Gerade ca. 20 km vom Spiellokal entfernt standen wir nun vor der unglücklichen Aufgabe ein lokales Taxi zu ordern. Irgendwie ist es uns gelungen, wahrscheinlich haben wir die Taxifahrerin, welche wir mehrfach antelefonieren mussten, und uns 5 minütig mitteilte, sie komme gleich, vom gemütlichen Mittagstisch gelockt. Rein in das Sammeltaxi und auf zum Mannschaftskampf gegen Naumburg war die Devise. Mit ca. 45 minütiger Verspätung drehte gerade die "Gruppe mit den Schutzengeln" auf und erspielte 3 von 4 möglichen Punkten. Allerdings etwas glücklich. So profitierte "Mc" von einem einzügigen Einsteller des Gegners und auch meine Partie sollte eigentlich Remis sein. Da ich aber einen Eröffnungsvorteil, mein Gegner war auf die Umstellung von Slawisch auf Panow nach 1.c4 c6 nicht gefasst gewesen, fahrlässig irgendwo im Mittelspiel vergeudete, wollte ich mich in einem gleichfarbigen Läuferendspiel mit Mehrbauern noch nicht mit Remis begnügen und spielte weiter und tatsächlich behandelte mein junger Gegner dies nicht so gekonnt um mich nach mehren verpassten Remisabwicklungen gewinnen zu lassen. Eine sehenswerte Angriffspartie spielte "Flash", welcher seinen Gegner in einem unwiderstehlichen Königsangriff matt setzte. Nach Ende des Wettkampfes, 5-3 für uns, erinnerte ich mich wieder an das leidliche Problem – wo war noch gleich mein Auto? ja natürlich in Braunsbedra ! Dort angekommen schaffte ich es noch das Auto in der 2 km entfernten Audiwerkstatt einzuparken, nicht ohne die obligatorische Benzinspur zu hinterlassen. Nachdem ich schnell noch einen Brief mit den nötigsten Instruktionen im Werkstattbriefkasten hinterlassen hatte, orderte ich wieder das ortsansässige Taxi, das ich diesmal schon vorgewarnt hatte...

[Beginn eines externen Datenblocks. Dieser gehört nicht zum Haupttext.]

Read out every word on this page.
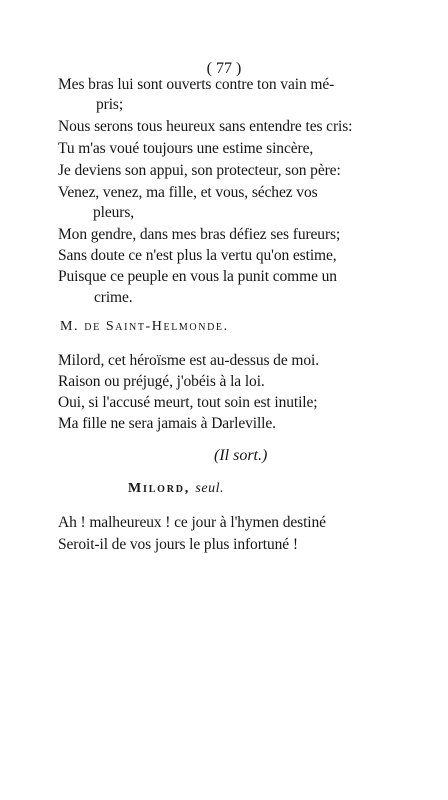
( 77 )
Mes bras lui sont ouverts contre ton vain mé-
pris;
Nous serons tous heureux sans entendre tes cris:
Tu m'as voué toujours une estime sincère,
Je deviens son appui, son protecteur, son père:
Venez, venez, ma fille, et vous, séchez vos
pleurs,
Mon gendre, dans mes bras défiez ses fureurs;
Sans doute ce n'est plus la vertu qu'on estime,
Puisque ce peuple en vous la punit comme un
crime.
M. de Saint-Helmonde.
Milord, cet héroïsme est au-dessus de moi.
Raison ou préjugé, j'obéis à la loi.
Oui, si l'accusé meurt, tout soin est inutile;
Ma fille ne sera jamais à Darleville.
(Il sort.)
Milord, seul.
Ah ! malheureux ! ce jour à l'hymen destiné
Seroit-il de vos jours le plus infortuné !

nun mich traf die Nachricht wie ein Blitz: Ursachen für den Zwischenfall: die komplette Benzinleitung war in einer anerkannten Magdeburger Audiwerkstatt kurz zuvor ausgetauscht worden, aber nicht ein vollkommen aufgelöster Benzinschlauch, welcher als Verbindungsstück diente. Zudem war die Entlüftung des Benzintanks falsch herum eingesetzt worden, was zur Folge hatte, dass dauernd Überdruck herrschte. Auf die von der Werkstatt zugesagte Erstattung der Benzin- und Reisekosten warte ich noch heute, zumindest die Reparatur lief auf Kulanz.